Niech Strabag się wypowie
- Pierwszą kwestią, którą w ocenie sądu należy wyjaśnić i w tej sprawie sąd się zwróci do firmy Strabag, jest udzielenie informacji z jakiego powodu te prace, przy tym wykopie, przy tej ścianie M4, tego akurat dnia, czyli 18 stycznia 2019 r., były wykonywane - mówi sędzia Barbara Paszkowska z Sądu Rejonowego w Białymstoku. - Nie mamy informacji dlaczego i kto konkretnie wydał polecenie, by te prace wykonać w tym dniu - dodaje.
Sędzia na rozprawie wznawiającej przewód sądowy przywołała także opinię biegłego z zakresu bezpieczeństwa i higieny pracy, który kontrolował plac budowy po wypadku. Specjalista "stwierdził, że te prace, w tym dniu, dokonane przy tym wykopie, nie wpisywały się w żaden logiczny scenariusz, nie były one logicznie uzasadnione w tym dniu, nie otwierały żadnego frontu robót i nic nie zmieniały w przebiegu budowy w tym dniu". Do tego "technologicznie nie bronił się pomysł zabezpieczenia tego narożnika akurat w dniu wypadku".
Co na to wszystko biegły z zakresu budownictwa?

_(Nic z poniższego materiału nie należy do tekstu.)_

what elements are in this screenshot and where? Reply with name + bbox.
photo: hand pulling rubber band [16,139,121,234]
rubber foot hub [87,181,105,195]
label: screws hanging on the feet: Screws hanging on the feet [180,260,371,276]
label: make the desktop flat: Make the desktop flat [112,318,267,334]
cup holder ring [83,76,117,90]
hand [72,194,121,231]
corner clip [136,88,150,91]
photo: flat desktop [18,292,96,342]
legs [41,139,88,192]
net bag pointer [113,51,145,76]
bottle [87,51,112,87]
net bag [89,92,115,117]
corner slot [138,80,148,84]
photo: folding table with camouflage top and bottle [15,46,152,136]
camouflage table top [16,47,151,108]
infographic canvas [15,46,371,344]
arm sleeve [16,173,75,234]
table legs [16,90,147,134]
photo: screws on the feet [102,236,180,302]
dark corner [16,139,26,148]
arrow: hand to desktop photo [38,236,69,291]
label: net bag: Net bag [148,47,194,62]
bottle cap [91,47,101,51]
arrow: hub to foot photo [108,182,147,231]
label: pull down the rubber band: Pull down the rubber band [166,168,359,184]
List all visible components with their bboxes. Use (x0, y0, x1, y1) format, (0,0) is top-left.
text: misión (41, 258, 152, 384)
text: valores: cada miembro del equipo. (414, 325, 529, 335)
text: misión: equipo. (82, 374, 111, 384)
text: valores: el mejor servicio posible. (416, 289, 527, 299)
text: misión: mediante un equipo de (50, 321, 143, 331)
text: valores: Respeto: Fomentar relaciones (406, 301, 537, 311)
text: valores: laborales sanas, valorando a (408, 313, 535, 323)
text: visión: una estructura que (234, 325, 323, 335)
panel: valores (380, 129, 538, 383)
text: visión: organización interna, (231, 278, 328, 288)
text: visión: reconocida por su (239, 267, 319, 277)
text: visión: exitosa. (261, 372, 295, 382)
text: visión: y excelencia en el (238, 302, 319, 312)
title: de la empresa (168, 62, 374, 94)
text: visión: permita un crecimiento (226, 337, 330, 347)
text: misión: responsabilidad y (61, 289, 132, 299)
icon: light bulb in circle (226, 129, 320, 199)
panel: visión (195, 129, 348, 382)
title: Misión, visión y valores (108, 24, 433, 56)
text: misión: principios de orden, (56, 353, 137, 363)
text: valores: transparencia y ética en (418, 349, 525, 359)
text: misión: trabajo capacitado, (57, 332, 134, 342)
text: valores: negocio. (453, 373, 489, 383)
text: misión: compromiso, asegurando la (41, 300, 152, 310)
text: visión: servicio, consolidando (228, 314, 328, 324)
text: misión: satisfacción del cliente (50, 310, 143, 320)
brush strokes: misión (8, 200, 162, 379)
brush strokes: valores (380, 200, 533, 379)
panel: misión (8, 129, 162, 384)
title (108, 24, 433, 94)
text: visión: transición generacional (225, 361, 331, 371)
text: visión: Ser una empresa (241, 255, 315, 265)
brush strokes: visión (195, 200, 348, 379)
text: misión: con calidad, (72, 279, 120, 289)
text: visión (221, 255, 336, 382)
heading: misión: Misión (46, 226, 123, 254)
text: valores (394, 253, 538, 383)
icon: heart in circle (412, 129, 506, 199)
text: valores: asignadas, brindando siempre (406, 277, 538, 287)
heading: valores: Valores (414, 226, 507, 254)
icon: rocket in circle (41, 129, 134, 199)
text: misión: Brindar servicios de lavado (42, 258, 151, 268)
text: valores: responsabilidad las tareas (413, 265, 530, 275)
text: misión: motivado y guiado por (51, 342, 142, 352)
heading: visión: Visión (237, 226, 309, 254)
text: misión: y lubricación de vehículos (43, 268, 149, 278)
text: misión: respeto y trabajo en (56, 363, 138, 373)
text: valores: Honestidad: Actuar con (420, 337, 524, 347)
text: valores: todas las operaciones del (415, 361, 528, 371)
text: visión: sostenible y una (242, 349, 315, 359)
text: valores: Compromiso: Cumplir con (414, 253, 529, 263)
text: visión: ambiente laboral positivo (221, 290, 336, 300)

- W zależności od uzyskanych informacji [od Strabagu - przyp. red.], sąd rozważy możliwość dopuszczenia dowodu z opinii biegłego z zakresu budownictwa, bo co to znaczy prawidłowe zabezpieczenie miejsca pracy? jakiego miejsca pracy? całego wykopu? w jakim czasie? do jakich prac? jak powinno wyglądać prawidłowe zabezpieczenie miejsca pracy? - wskazuje sędzia Paszkowska.
Nie wykluczone, że biegły będzie musiał wypowiedzieć się także na temat prawidłowości materiałów użytych do budowy ścianki.
Rozprawa została odroczona bez terminu. Strabag ma 14 dni na udzielenie informacji i przekazanie ich do sądu.
Dotychczas temat wypadku przy budowie ul. Klepackiej pojawiał się na wokandzie sześć razy.